All of the above options are bundled into the High Performance Edition. If we add up all of the options we get a total of

  • Transparent Data Encryption – $587.50 per month
  • Diagnostics – $294 per month
  • Tuning – $196 per month
  • Partitioning – $450 per month
  • Advanced Compression – $450 per month
  • Advanced Security – $587.50 per month
  • Data Guard – bundled
  • Label Security – $450 per month
  • Multitenant – $685 per month
  • Audit Vault – $235 per month
  • Database Vault – $450 per month
  • Real Application Testing – $450 per month
  • OLAP – $901 per month
  • Spatial and Graphics – $685 per month

This roughly bubbles up to $5,833.50 per processor per month for the High Performance options. Oracle bundles all of this for an additional $1000 per processor per month. The Extreme Performance Edition options include Active Data Guard, In Memory, and RAC.

Active Data Guard

Active Data Guard has the same features and functions as Data Guard but allows the target database to be open for read/write and updates happen bidirectionally. Active Data Guard is licensed at $230 per user or $11,500 per processor. This come in at $450 per processor per month.

In Memory

In Memory optimizes both analytics and mixed workload OLTP, delivering outstanding performance for transactions while simultaneously supporting real-time analytics, business intelligence, and reports. Most DBAs optimize performance by creating indexes to find data quicker. This works if you know the questions ahead of time. If you don’t know the question it is difficult to tune for everything. In Memory allows you to create a row based copy of the data as well as a column based copy of the data for quick column sorts and searches. In Memory is licensed at $460 per user or $23,000 per processor. This come in at $901 per month per processor. The key advantage of this option is that it prevents you from purchasing a second database to do analytics and reporting on the same box as your transactional system.

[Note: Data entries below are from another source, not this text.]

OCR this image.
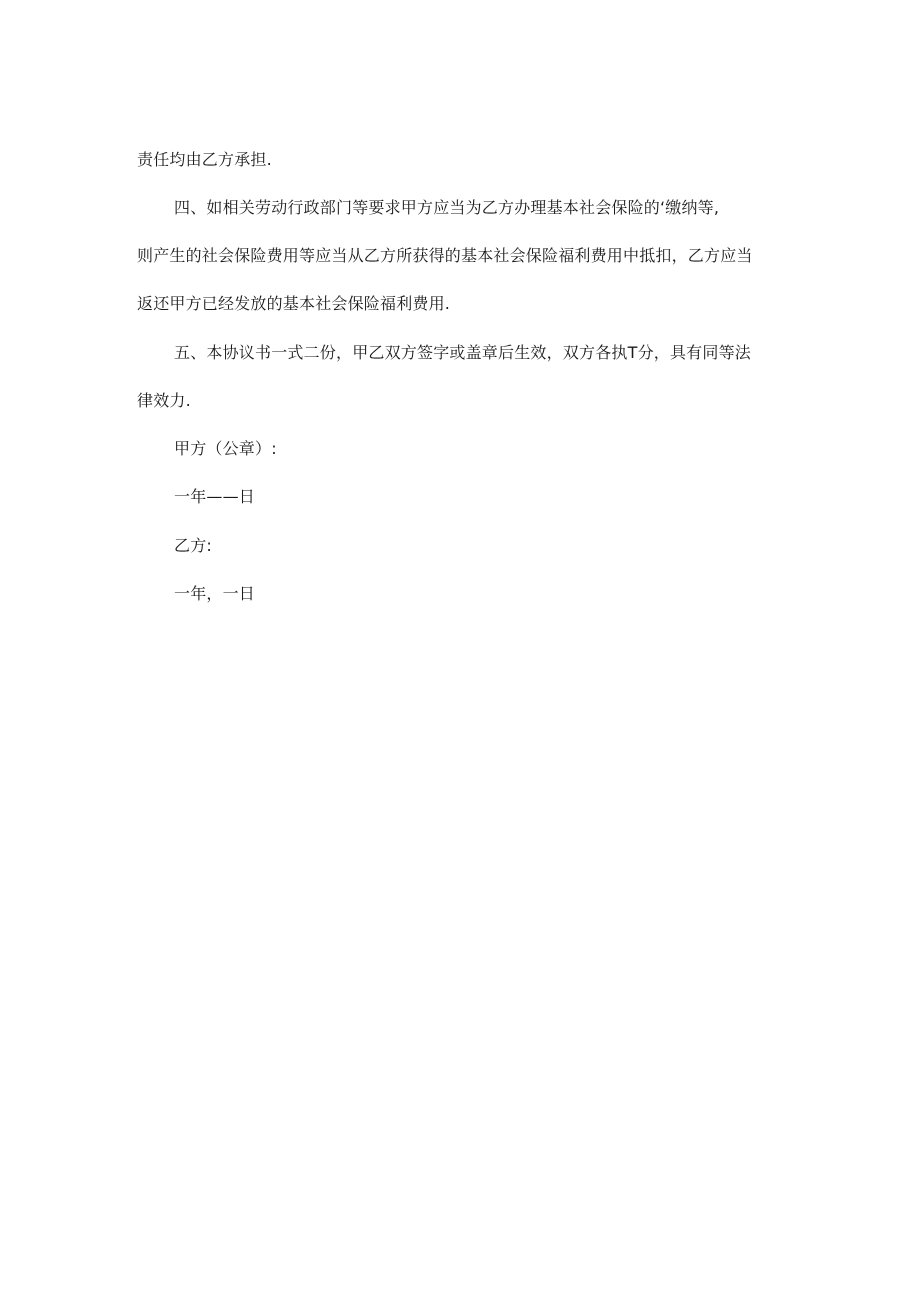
责任均由乙方承担.
四、如相关劳动行政部门等要求甲方应当为乙方办理基本社会保险的‘缴纳等,
则产生的社会保险费用等应当从乙方所获得的基本社会保险福利费用中抵扣，乙方应当
返还甲方已经发放的基本社会保险福利费用.
五、本协议书一式二份，甲乙双方签字或盖章后生效，双方各执T分，具有同等法
律效力.
甲方（公章）:
一年——日
乙方:
一年，一日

Real Application Clusters (RAC)

RAC is a cluster database with a shared cache architecture that overcomes the limitations of traditional shared-nothing and shared-disk approaches to provide highly scalable and available database solutions for all your business applications. Oracle RAC is a key component of Oracle’s private cloud architecture. Oracle RAC support is included in the Oracle Database Standard Edition for higher levels of system uptime and a critical part of the MAA strategy. RAC is licensed at $460 per user or $23,000 per processor. This come in at $901 per month per processor. It is important to note that RAC is not supported in Amazon or Azure. The system requires shared storage between compute instances that neither platforms provide. The only option for this configuration is Oracle DBaaS/PaaS.

The options for Extreme performance come in at $2,252 per processor per month but Oracle only charges an extra $1000 with Extreme Edition.

In Summary, there are a ton of options for the database. You need to figure out what options you need and if you need more than a couple it is economically beneficial to go with High Performance. If you need RAC, Active Data Guard, or In Memory you must purchase the Extreme Performance Edition. It is also important to note that not all features are supported in Amazon RDS and you must either go with Oracle Database as a Service or build a system using IaaS. RAC is the only exception where it is only available with Oracle DBaaS. We will go into a couple of these features in upcoming days to look at the value, how to use, and what is required to make the functionality work with other cloud providers.